C'est plus qu'une banque, c'est une institution, un monument de l'histoire italienne, le poumon qui fait respirer toute une ville et une région jusque-là prospères. Monte dei Paschi di Siena (MPS), le plus vieil établissement bancaire du monde, avait déjà perdu une partie de sa bonne réputation établie depuis 1472, en quémandant, en 2012, sous forme d'obligations, un prêt de 3,9 milliards d'euros à l'Etat pour se renflouer. Il lui reste à sauver son avenir après le scandale de produits dérivés qui le frappe.
MPS, tout aussi vieille et respectable qu'elle soit – mais très exposée aux titres de dette italienne –, n'a pas boudé le recours à la "finance créative" : trois opérations sur produits dérivés vont ainsi alourdir ses pertes estimées déjà à plus de 2 milliards d'euros pour 2012, après 4,7 milliards en 2011.
L'opération menée, en 2009, avec la banque japonaise Nomura, devrait lui coûter 220 millions d'euros ; celle nouée, en 2008, avec la Deutsche Bank lui aurait permis de dissimuler 367 millions d'euros de pertes. Une autre, enfin, menée avec un établissement financier dont l'identité n'a pas été communiquée, porterait le total de l'addition à 760 millions d'euros.
Les investisseurs pressent la troisième banque d'Italie de sortir tous les "cadavres des placards". La révélation par le journal Il Fatto quotidiano d'une enquête de la justice sur ces maquillages a eu pour premier résultat la démission de l'ex-directeur de MPS – de 2006 à 2012 –, Giuseppe Mussari, de son poste de président de l'Association bancaire italienne. C'est aussi sous son mandat que MPS a acquis, fin 2007, Banca Antonveneta auprès de l'espagnole Santander pour 9 milliards d'euros, un prix jugé beaucoup trop élevé.
Dans la foulée de ce scoop, le titre MPS a chuté de 8,43 % à la Bourse de Milan mercredi et de 8,19 % jeudi, ce qui ramène la valeur du groupe à 2,725 milliards d'euros.

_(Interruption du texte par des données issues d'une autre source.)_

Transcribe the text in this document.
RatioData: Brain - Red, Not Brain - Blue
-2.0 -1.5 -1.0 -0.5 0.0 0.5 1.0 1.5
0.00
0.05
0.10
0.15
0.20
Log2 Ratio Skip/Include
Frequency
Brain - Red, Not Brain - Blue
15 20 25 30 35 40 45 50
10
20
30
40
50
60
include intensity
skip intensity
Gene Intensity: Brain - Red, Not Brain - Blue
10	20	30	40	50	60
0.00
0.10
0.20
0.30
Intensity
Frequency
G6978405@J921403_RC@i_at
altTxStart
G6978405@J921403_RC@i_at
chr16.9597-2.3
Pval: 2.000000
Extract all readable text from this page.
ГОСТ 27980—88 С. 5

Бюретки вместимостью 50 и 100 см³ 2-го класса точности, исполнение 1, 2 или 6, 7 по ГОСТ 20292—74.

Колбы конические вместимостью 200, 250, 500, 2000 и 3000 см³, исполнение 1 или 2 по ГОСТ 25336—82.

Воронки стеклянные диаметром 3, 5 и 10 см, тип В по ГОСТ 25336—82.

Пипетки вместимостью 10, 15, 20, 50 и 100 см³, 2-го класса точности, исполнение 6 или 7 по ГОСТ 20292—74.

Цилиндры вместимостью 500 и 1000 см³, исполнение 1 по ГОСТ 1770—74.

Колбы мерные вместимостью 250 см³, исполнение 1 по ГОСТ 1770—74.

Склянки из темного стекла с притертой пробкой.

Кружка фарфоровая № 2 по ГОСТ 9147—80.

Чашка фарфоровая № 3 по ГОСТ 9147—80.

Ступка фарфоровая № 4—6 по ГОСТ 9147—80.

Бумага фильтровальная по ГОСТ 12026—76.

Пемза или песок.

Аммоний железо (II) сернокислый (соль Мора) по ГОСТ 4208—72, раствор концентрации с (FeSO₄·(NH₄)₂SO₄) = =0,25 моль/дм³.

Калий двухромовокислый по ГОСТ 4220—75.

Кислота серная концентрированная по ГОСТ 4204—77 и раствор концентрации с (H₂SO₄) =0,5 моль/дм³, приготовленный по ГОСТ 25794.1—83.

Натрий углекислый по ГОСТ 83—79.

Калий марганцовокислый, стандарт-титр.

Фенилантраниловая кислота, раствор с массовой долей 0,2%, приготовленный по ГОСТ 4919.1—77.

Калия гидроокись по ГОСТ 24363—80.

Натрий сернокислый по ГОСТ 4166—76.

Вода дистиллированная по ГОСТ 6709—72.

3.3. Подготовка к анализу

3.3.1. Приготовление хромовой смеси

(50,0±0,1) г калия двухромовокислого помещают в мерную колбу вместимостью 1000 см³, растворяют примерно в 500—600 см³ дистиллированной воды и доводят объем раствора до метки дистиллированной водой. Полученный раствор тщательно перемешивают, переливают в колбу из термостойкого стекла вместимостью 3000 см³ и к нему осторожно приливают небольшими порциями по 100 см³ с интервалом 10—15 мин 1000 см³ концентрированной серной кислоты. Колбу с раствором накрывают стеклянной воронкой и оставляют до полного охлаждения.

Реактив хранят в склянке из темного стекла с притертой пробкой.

L'Etat devra-t-il remettre la main à la poche ? Alors qu'une assemblée générale d'actionnaires se tenait vendredi 25 janvier pour valider une augmentation de capital de 4,5 milliards d'euros, visant àaider la banque à rembourser ses emprunts et combler ses pertes, cette question empoisonne la campagne électorale en cours.
LÉGÈRETÉ
Même si les actuels dirigeants de MPS écartent toute idée de nationalisation, Mario Monti, le président du conseil sortant et candidat à sa succession à la tête d'une coalition centriste, est dans le collimateur. Tout ce qu'il compte de concurrents, de la Ligue du Nord au Mouvement 5 Etoiles, lui reproche sa "légèreté" en permettant à l'Etat d'accorder à MPS un prêt "les yeux fermés".
Symbole assez encombrant : les 3,9 milliards de prêts à MPS de 2012 correspondent au montant de la taxe sur la résidence principale introduite par M. Monti et payée de mauvais gré par les Italiens.
Mario Draghi, le directeur de la Banque centrale européenne et autre défenseur de la "rigueur italienne", est aussi visé. N'était-il pas aux commandes de la banque d'Italie au moment de ces affaires ?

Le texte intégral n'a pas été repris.